This article has a correction

Please see: BMJ Open 2014;4

BMJ Open 4:e005683 doi:10.1136/bmjopen-2014-005683
  • Public health
    • Research

Socioeconomic inequality in salt intake in Britain 10 years after a national salt reduction programme

  1. Francesco P Cappuccio
  1. Division of Mental Health & Wellbeing, WHO Collaborating Centre for Nutrition, Warwick Medical School, University of Warwick, Coventry, UK
  1. Correspondence to Professor Francesco P Cappuccio; f.p.cappuccio{at}
  • Received 12 May 2014
  • Revised 3 July 2014
  • Accepted 7 July 2014
  • Published 14 August 2014


Objectives The impact of the national salt reduction programme in the UK on social inequalities is unknown. We examined spatial and socioeconomic variations in salt intake in the 2008–2011 British National Diet and Nutrition Survey (NDNS) and compared them with those before the programme in 2000–2001.

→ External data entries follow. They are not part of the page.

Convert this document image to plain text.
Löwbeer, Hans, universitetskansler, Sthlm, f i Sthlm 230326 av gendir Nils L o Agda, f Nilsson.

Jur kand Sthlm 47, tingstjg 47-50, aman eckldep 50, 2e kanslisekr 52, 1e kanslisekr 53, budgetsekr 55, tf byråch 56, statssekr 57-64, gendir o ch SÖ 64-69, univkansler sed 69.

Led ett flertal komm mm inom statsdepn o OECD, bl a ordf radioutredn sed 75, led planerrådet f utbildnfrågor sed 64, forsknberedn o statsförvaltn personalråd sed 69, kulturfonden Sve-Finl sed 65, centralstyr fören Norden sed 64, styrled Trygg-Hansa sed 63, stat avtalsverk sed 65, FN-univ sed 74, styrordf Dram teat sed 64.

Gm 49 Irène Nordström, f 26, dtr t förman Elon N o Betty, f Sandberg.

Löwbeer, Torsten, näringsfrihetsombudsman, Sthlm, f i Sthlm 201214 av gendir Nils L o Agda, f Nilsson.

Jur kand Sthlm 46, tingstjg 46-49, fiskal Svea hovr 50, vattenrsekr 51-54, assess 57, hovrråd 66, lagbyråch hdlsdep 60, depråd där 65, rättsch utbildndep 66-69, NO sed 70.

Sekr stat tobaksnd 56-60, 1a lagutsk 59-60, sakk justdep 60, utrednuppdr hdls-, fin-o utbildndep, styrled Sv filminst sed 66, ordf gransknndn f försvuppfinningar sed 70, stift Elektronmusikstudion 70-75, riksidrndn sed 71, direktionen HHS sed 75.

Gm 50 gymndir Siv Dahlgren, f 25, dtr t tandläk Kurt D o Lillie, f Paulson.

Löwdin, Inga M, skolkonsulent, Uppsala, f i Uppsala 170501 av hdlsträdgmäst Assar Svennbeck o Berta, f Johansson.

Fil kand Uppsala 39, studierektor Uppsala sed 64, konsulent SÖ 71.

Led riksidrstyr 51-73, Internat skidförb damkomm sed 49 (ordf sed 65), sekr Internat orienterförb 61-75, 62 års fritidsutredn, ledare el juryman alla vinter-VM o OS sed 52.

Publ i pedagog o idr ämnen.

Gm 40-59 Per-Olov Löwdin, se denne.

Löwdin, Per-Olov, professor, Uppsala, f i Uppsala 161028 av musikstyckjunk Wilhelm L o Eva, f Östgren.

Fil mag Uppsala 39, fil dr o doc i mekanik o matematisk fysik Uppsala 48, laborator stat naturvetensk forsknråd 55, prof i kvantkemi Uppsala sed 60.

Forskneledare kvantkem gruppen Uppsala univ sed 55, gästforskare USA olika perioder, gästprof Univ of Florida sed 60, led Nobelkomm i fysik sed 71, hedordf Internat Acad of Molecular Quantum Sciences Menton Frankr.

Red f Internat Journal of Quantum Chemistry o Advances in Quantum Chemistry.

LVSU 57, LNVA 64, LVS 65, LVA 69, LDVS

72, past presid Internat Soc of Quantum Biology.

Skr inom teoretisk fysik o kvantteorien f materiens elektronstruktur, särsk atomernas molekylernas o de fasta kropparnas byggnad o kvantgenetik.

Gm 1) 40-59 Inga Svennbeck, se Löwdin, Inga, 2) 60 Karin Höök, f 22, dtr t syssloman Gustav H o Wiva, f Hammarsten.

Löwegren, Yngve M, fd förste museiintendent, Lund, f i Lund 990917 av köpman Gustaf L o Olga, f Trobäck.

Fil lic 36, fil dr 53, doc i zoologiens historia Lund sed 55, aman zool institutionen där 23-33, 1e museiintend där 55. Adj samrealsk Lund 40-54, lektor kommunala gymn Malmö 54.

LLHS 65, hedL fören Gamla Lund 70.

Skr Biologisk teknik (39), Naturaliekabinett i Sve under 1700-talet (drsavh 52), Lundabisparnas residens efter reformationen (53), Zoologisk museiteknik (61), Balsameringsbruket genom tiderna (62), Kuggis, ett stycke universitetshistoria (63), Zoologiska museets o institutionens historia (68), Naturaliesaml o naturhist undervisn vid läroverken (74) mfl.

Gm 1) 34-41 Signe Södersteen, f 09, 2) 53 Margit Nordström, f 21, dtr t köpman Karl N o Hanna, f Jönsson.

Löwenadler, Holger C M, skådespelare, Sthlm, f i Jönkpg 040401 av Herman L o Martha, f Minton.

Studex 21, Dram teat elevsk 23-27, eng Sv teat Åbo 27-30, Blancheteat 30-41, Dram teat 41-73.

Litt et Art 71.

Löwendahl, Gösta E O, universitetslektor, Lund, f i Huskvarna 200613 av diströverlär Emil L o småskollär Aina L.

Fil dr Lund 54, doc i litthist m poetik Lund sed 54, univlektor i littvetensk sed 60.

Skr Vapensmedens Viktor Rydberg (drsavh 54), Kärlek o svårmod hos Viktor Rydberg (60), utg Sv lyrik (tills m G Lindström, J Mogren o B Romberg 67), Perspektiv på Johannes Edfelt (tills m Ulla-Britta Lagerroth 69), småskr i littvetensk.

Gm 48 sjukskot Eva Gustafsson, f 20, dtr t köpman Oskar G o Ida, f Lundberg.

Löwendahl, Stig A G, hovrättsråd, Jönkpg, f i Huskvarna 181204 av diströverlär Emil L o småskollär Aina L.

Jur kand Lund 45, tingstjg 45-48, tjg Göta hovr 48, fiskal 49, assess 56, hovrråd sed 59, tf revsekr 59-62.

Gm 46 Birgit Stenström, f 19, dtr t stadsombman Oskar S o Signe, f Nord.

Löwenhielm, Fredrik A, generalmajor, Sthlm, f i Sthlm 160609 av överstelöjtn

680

Setting Cross-sectional survey in Great Britain.

Participants 1027 Caucasian males and females, aged 19–64 years.

Primary outcome measures Participants’ dietary sodium intake measured with a 4-day food diary. Bayesian geo-additive models used to assess spatial and socioeconomic patterns of sodium intake accounting for sociodemographic, anthropometric and behavioural confounders.

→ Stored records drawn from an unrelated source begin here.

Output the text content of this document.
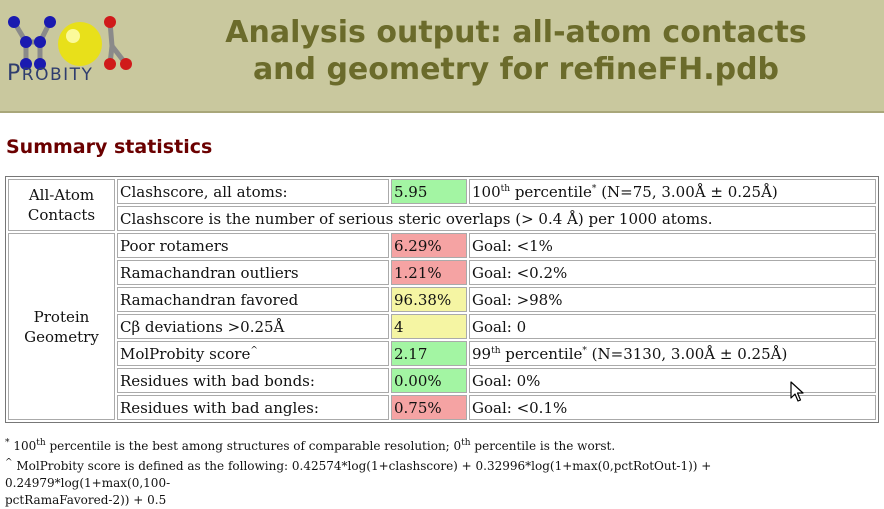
PROBITY
Analysis output: all-atom contacts and geometry for refineFH.pdb
Summary statistics
All-Atom Contacts	Clashscore, all atoms:	5.95	100th percentile* (N=75, 3.00Å ± 0.25Å)
	Clashscore is the number of serious steric overlaps (> 0.4 Å) per 1000 atoms.		
Protein Geometry	Poor rotamers	6.29%	Goal: <1%
	Ramachandran outliers	1.21%	Goal: <0.2%
	Ramachandran favored	96.38%	Goal: >98%
	Cβ deviations >0.25Å	4	Goal: 0
	MolProbity score^	2.17	99th percentile* (N=3130, 3.00Å ± 0.25Å)
	Residues with bad bonds:	0.00%	Goal: 0%
	Residues with bad angles:	0.75%	Goal: <0.1%
* 100th percentile is the best among structures of comparable resolution; 0th percentile is the worst.
^ MolProbity score is defined as the following: 0.42574*log(1+clashscore) + 0.32996*log(1+max(0,pctRotOut-1)) + 0.24979*log(1+max(0,100-
pctRamaFavored-2)) + 0.5
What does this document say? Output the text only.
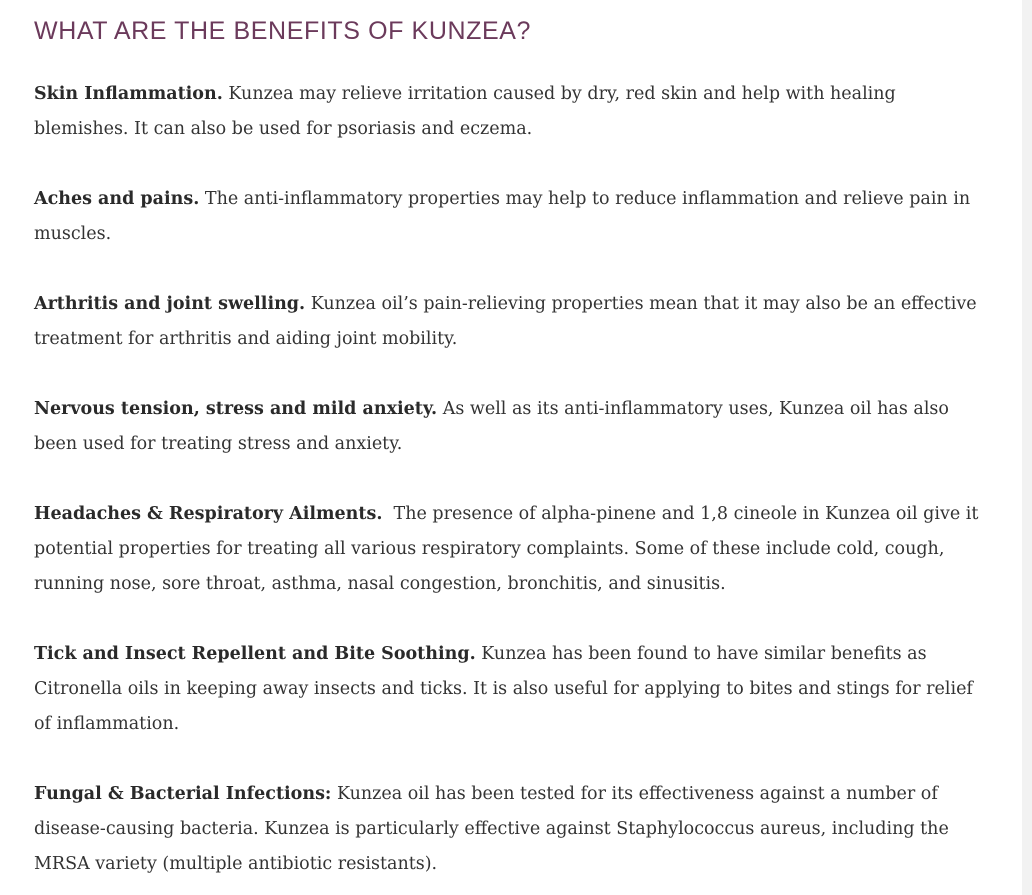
WHAT ARE THE BENEFITS OF KUNZEA?

Skin Inflammation. Kunzea may relieve irritation caused by dry, red skin and help with healing blemishes. It can also be used for psoriasis and eczema.

Aches and pains. The anti-inflammatory properties may help to reduce inflammation and relieve pain in muscles.

Arthritis and joint swelling. Kunzea oil’s pain-relieving properties mean that it may also be an effective treatment for arthritis and aiding joint mobility.

Nervous tension, stress and mild anxiety. As well as its anti-inflammatory uses, Kunzea oil has also been used for treating stress and anxiety.

Headaches & Respiratory Ailments.  The presence of alpha-pinene and 1,8 cineole in Kunzea oil give it potential properties for treating all various respiratory complaints. Some of these include cold, cough, running nose, sore throat, asthma, nasal congestion, bronchitis, and sinusitis.

Tick and Insect Repellent and Bite Soothing. Kunzea has been found to have similar benefits as Citronella oils in keeping away insects and ticks. It is also useful for applying to bites and stings for relief of inflammation.

Fungal & Bacterial Infections: Kunzea oil has been tested for its effectiveness against a number of disease-causing bacteria. Kunzea is particularly effective against Staphylococcus aureus, including the MRSA variety (multiple antibiotic resistants).
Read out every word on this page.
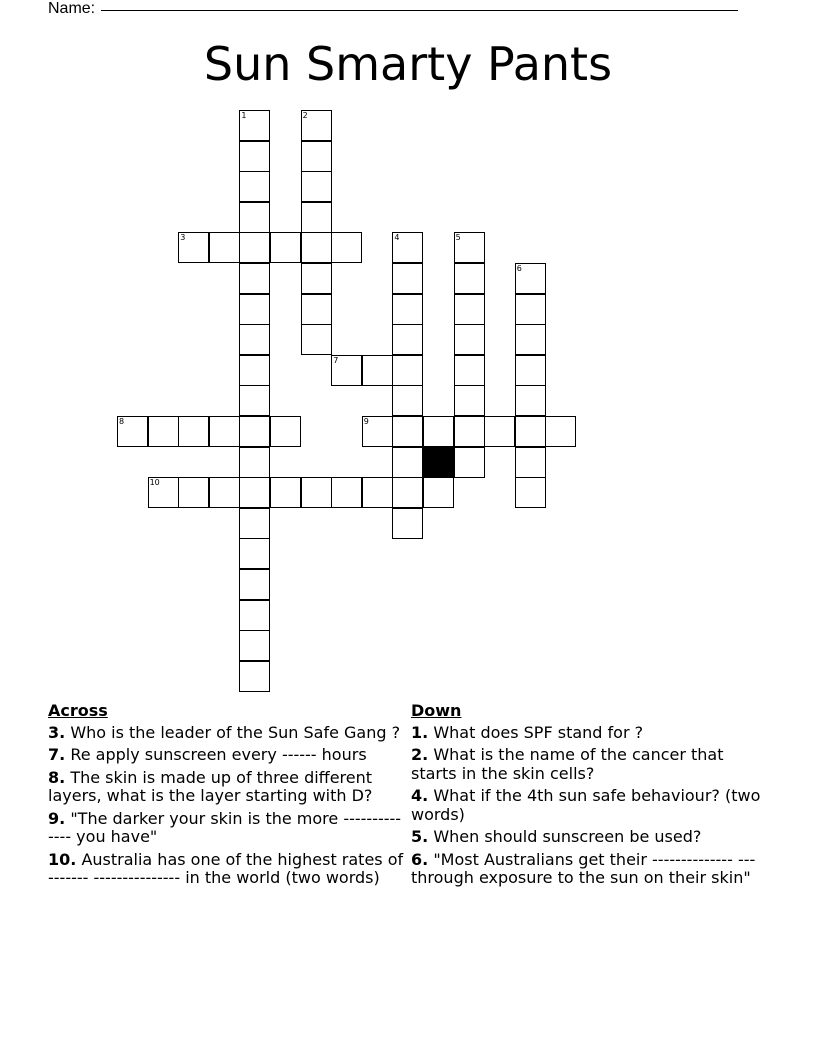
Name:
Sun Smarty Pants
1	2
3	4	5
6
7
8	9
10
Across
3. Who is the leader of the Sun Safe Gang ?
7. Re apply sunscreen every ------ hours
8. The skin is made up of three different layers, what is the layer starting with D?
9. "The darker your skin is the more -------------- you have"
10. Australia has one of the highest rates of ------- --------------- in the world (two words)
Down
1. What does SPF stand for ?
2. What is the name of the cancer that starts in the skin cells?
4. What if the 4th sun safe behaviour? (two words)
5. When should sunscreen be used?
6. "Most Australians get their -------------- --- through exposure to the sun on their skin"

Results Dietary sodium intake varied significantly across socioeconomic groups, even when adjusting for geographical variations. There was higher dietary sodium intake in people with the lowest educational attainment (coefficient: 0.252 (90% credible intervals 0.003, 0.486)) and in low levels of occupation (coefficient: 0.109 (−0.069, 0.288)). Those with no qualification had, on average, a 5.7% (0.1%, 11.1%) higher dietary sodium intake than the reference group. Compared to 2000-2001 the gradient of dietary sodium intake from south to north was attenuated after adjustments for confounders. Estimated dietary sodium consumption from food sources (not accounting for discretionary sources) was reduced by 366 mg of sodium (∼0.9 g of salt) per day during the 10-year period, likely the effect of national salt reduction initiatives.

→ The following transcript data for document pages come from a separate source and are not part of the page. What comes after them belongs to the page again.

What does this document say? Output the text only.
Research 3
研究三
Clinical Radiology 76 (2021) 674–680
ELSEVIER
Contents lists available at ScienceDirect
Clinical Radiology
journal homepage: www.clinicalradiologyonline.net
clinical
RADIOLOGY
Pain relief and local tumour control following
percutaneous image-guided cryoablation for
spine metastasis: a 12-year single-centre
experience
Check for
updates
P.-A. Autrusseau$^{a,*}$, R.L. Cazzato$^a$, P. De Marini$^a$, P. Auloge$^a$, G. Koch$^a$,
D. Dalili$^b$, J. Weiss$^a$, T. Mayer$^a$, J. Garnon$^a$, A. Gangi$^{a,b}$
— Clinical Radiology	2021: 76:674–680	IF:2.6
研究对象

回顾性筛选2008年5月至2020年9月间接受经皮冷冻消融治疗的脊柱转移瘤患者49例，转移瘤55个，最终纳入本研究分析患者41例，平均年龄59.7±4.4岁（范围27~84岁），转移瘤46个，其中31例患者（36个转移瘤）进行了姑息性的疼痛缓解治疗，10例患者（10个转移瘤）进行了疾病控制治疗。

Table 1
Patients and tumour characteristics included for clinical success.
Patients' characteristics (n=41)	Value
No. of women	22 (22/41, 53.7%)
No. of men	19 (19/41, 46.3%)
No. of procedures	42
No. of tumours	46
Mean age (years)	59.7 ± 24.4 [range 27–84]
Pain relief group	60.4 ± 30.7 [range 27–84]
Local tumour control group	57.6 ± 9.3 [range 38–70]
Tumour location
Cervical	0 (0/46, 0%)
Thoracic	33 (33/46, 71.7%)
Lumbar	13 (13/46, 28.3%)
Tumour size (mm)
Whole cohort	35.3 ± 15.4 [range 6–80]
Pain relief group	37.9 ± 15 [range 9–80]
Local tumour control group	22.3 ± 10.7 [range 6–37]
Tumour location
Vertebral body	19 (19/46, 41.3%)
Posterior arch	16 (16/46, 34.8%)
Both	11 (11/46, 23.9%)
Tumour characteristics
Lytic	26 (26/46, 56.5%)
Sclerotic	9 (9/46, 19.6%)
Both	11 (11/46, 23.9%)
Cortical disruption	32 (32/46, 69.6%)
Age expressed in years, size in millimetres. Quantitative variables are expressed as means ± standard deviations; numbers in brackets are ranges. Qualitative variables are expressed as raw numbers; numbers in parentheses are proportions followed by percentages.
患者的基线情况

Conclusions Social inequalities in salt intake have not seen a reduction following the national salt reduction programme and still explain more than 5% of salt intake between more and less affluent groups. Understanding the socioeconomic pattern of salt intake is crucial to reduce inequalities. Efforts are needed to minimise the gap between socioeconomic groups for an equitable delivery of cardiovascular prevention.